Over the last decade, an unregulated industry related to the alternative financial services industry has grown rapidly, primarily around the internet, to aggressively and sometimes deceptively market child support collection services to mostly low-income single mothers who cannot afford an attorney.
Some of the largest private collection agencies often fail to deliver any genuine services. Instead, they strip income from low and moderate-income families that could have been spent on housing, childcare, clothing and school expenses, or saved for their children’s education. They trap custodial parents in perpetual contracts.
They also exploit the child support indebtedness of low and moderate-income non-custodial parents through the use of predatory and abusive tactics that increase their debt levels and often destroy their credit histories and interfere with parenting relationships.
A number of private child support companies bring to the table a history of consumer complaints, bar association ethics complaints, and litigation filed against them. However, the Federal Trade Commission has determined that child support collection agencies are not covered by the Fair Debt Collection Practices Act, because they collect child support debt, not consumer debt. While not all states will share data with or redirect payments to private collection agencies, industry pressure routinely exerted on state legislators and administrators to “play ball” with the companies is enormous…..
Custodial parents sign a contract with these companies, frequently agreeing to pay a third or more of collected support until all debt is paid off–essentially a perpetual contract. Rather than undertaking collection activities, however, private collection companies often take their exorbitant fees from ongoing monthly support coming to the parent before signing the contract or from support collected through the efforts of a state child support agency. Often, custodial parents have no idea that the company is operating a scam.
In other cases, companies use abusive and coercive collection practices against low and moderate-income non-custodial parents and their relatives. Like the custodial parents who sign up for services, the non-custodial parents targeted by the companies appear to be of modest means. They have low-level jobs and have limited educations. Often, they have a second family.
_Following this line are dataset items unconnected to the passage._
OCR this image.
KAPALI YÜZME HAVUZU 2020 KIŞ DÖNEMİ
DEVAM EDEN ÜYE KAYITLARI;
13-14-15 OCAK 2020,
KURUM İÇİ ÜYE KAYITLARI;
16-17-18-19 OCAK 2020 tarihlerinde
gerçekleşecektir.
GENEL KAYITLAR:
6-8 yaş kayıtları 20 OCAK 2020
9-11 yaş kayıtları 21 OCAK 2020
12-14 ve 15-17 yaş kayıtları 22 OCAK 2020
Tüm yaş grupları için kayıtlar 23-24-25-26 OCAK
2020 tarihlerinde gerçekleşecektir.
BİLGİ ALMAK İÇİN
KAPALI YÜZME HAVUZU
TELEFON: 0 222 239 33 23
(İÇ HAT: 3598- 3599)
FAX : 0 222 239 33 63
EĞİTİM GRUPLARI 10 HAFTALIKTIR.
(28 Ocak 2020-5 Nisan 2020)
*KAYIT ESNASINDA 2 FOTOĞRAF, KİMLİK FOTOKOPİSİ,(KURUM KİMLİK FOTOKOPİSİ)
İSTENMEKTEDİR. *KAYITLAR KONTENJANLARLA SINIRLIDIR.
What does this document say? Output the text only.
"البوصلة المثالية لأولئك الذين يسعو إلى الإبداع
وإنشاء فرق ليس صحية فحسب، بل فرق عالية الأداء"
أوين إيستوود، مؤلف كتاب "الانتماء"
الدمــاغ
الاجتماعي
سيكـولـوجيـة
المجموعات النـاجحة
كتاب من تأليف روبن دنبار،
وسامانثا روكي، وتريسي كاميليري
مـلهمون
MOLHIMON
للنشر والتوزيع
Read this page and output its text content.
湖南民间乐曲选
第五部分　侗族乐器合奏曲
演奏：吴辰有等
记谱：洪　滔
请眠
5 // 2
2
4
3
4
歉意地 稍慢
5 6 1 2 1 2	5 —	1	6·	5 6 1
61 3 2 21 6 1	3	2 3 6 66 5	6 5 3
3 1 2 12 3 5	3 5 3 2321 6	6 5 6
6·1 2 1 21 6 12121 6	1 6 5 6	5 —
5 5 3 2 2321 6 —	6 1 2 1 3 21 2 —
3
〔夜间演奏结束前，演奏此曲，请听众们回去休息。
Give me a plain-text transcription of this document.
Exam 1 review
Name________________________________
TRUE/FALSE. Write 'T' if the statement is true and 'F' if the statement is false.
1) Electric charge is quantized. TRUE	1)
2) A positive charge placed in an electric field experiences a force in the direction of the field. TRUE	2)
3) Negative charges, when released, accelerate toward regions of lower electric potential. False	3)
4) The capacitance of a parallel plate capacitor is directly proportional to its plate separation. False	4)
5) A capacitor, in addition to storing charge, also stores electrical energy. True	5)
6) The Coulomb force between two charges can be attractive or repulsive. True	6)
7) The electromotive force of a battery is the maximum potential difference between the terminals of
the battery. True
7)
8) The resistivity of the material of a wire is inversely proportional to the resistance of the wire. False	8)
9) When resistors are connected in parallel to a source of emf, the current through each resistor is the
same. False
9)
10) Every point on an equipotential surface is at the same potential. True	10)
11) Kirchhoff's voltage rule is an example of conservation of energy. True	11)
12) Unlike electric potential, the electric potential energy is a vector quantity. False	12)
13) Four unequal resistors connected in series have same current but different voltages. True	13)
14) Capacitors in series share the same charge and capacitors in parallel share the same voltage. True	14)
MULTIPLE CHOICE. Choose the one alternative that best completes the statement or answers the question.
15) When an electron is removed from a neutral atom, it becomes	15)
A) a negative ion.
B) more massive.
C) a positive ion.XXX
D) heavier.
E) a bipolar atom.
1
The companies interfere with the parents’ employment relationships, make unauthorized foreclosure threats, harass mortgage companies, and repeatedly pull down credit records. They sometimes call the grandparents and threaten them with jail unless the grandparents pay up. These companies often inflate child support debts by charging unauthorized interest on decades-old debts and extort payments that the companies know that parents do not owe. They undermine regular payments being made by the parents and sabotage these parents’ often tenuous toe-hold in the mainstream economy….
These complaints reflect a growing national problem with the business practices sometimes used by private child support collection companies. The industry is dominated by companies that sometimes exploit the financial vulnerability and personal frustrations of parents, often leaving both parents worse off. Their practices are divisive and profoundly anti-family. These practices can financially and emotionally devastate mothers and fathers, worsen already fragile family relationships, increase the risk of domestic violence, strip away income and financial good standing, subject non-custodial parents to fraudulent collection efforts, and undermine the credibility of legitimate child support enforcement efforts. These practices are not permitted to be used by state child support programs or private attorneys, and would be illegal if used by consumer debt collection companies.
According to a March 2002 U.S. General Accounting Office report, there are 38 private collection companies in 16 states that collect child support under a direct contract with custodial parents. Almost a third of the companies are located in Texas. Other states with several companies include Arkansas, California, Colorado, Indiana, and Ohio. Most companies told the GAO that they handled cases in every state in the country. On average, the private companies charge custodial parents 29 percent of collected support, while some of the largest companies charge 34 percent. About half of the companies impose additional fees and charges in addition to the percentage fee.
The GAO found that the private companies have not demonstrated that they do any better on collecting support than state child support agencies. As a result of significant state improvements over the last few years, states have a higher collection rate than the private collection companies nationwide. The GAO found that the main edge held by private companies in enforcing support is that the companies pressure relatives to pay the support owed by non-custodial parents, and use collection tactics that are prohibited to state child support agencies, private attorneys, and private collection agencies that pursue consumer debt.
Although there may be an appropriate role for private child support collection companies that are committed to customer service, use legitimate collection practices, and help parents obtain overdue child support that they might not otherwise receive, the industry currently operates without regulatory controls or accountability. The growth of this unregulated industry undercuts basic social policies promoted by the public child support program, and threatens to unravel major reforms underway within the program–including improving performance and interstate coordination, reorienting the program from welfare cost recovery to family support, implementing realistic strategies to deal with debt, helping parents participate in the formal economy, and helping parents stay connected to their children.
Several media stories have highlighted the abusive and deceptive practices used by some of the private collection companies over the years, including Time Magazine, Smart Money Magazine, Children’s Voice, New York Times, New York Daily News, Washington Post, Chicago Tribune, Cleveland Plain Dealer, Gannett News Service, CNN, Fox News, Minnesota Public Radio’s Marketplace, and CBS Market Watch.